Welcome to Pretzels & Bullfights. I’m Beth Winter and today I am featuring American poet Alan Dugan. Mr. Dugan’s first book of poetry won the Pulitzer Prize and National Book Awards in 1962. His later work was also honored with a Rome Prize, Guggenheim and Rockefeller Fellowships, the Lannon Foundation Award and the last of his nine books of poems won another National Book Award in 2001.
Alan Dugan’s style was ironic and unsentimental while focused on finding freedom and purpose in the ordinary. He used straightforward language, simple and at times, in- your-face with a hard edge, vulgarities and bawdy terms. When Robert Pinsky presented his review of Mr. Dugan’s “Poems Seven” in The New York Times Book Review, he said that Dugan “set a glittering barb into every phrase.” Nonetheless, his poetry has a message that extends beyond the sensibilities of more upright verse and in this sense, should not be overlooked for his choice of expression.
Although his poetry has some rather provocative titles (“The Asthetics of Circumcision” “Perverse Explanation for Mutilated Statuary” and “Funeral Oration for a Mouse”), he used over-simplified titles for his books, Poems, Poems Two, Poems Three, Collected Poems, Poems Four, Poems Five: New and Collected Poems, Poems Six and Poems Seven: New and Complete Poetry.
His imagery, presented in every-man’s language is both vivid and unforgettable as demonstrated in the following poems:
Now his nose’s bridge is broken, one eye
will not focus and the other is a stray;
trainers whisper in his mouth while one ear
listens to itself, clenched like a fist;
generally shadowboxing in a smoky room,
his mind hides like the aching boys
who lost a contest in the Panhellenic games
and had to take the back roads home,
but someone else, his perfect youth,
laureled in newsprint and dollar bills,
triumphs forever on the great white way
to the statistical Sparta of the champs.
(from Poems Seven: New and Complete Poetry. Copyright © 2001 by Alan Dugan)
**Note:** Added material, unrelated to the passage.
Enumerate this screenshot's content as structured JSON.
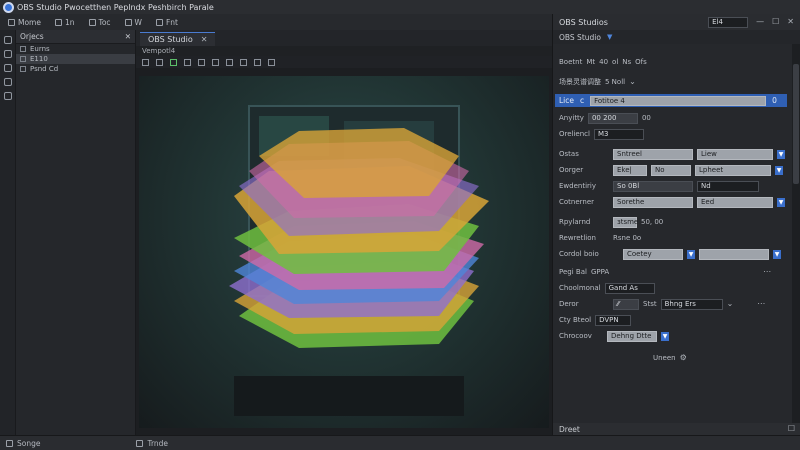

Nothing is plumb, level, or square:
the studs are bowed, the joists
are shaky by nature, no piece fits
any other piece without a gap
or pinch, and bent nails
dance all over the surfacing
like maggots. By Christ
I am no carpenter. I built
the roof for myself, the walls
for myself, the floors
for myself, and got
hung up in it myself. I
danced with a purple thumb
at this house-warming, drunk
with my prime whiskey: rage.
Oh I spat rage’s nails
into the frame-up of my work:
it held. It settled plumb,
level, solid, square and true
for that great moment. Then
it screamed and went on through,
skewing as wrong the other way.
God damned it. This is hell,
but I planned it. I sawed it,
I nailed it, and I
will live in it until it kills me.
I can nail my left palm
to the left-hand crosspiece but
I can’t do everything myself.
I need a hand to nail the right,
a help, a love, a you, a wife.
(from Poems Seven: New and Complete Poetry. Copyright © 2001 by Alan Dugan.)
I have read “Love Song: I and Thou” several times to wrap my mind around his message. I have convinced myself that the poem is related to his marriage to his wife but not in the obvious, romantic way. Mr. Dugan and his wife did not believe in marriage as it was as though the establishment had some control over his life. The choice became more difficult when they faced eviction for living together outside of the bond of marriage. I feel this poem is his expression of frustration, surrender and his plea to his wife to join in marriage in order to keep peace. Others have differing opinions of the meaning behind this poem. I’m looking forward to hearing your thoughts.
Alan Dugan was born in 1923 and died of pneumonia in 2003. This literary maverick left behind a wealth of poetry, all true to his voice and ever-questioning.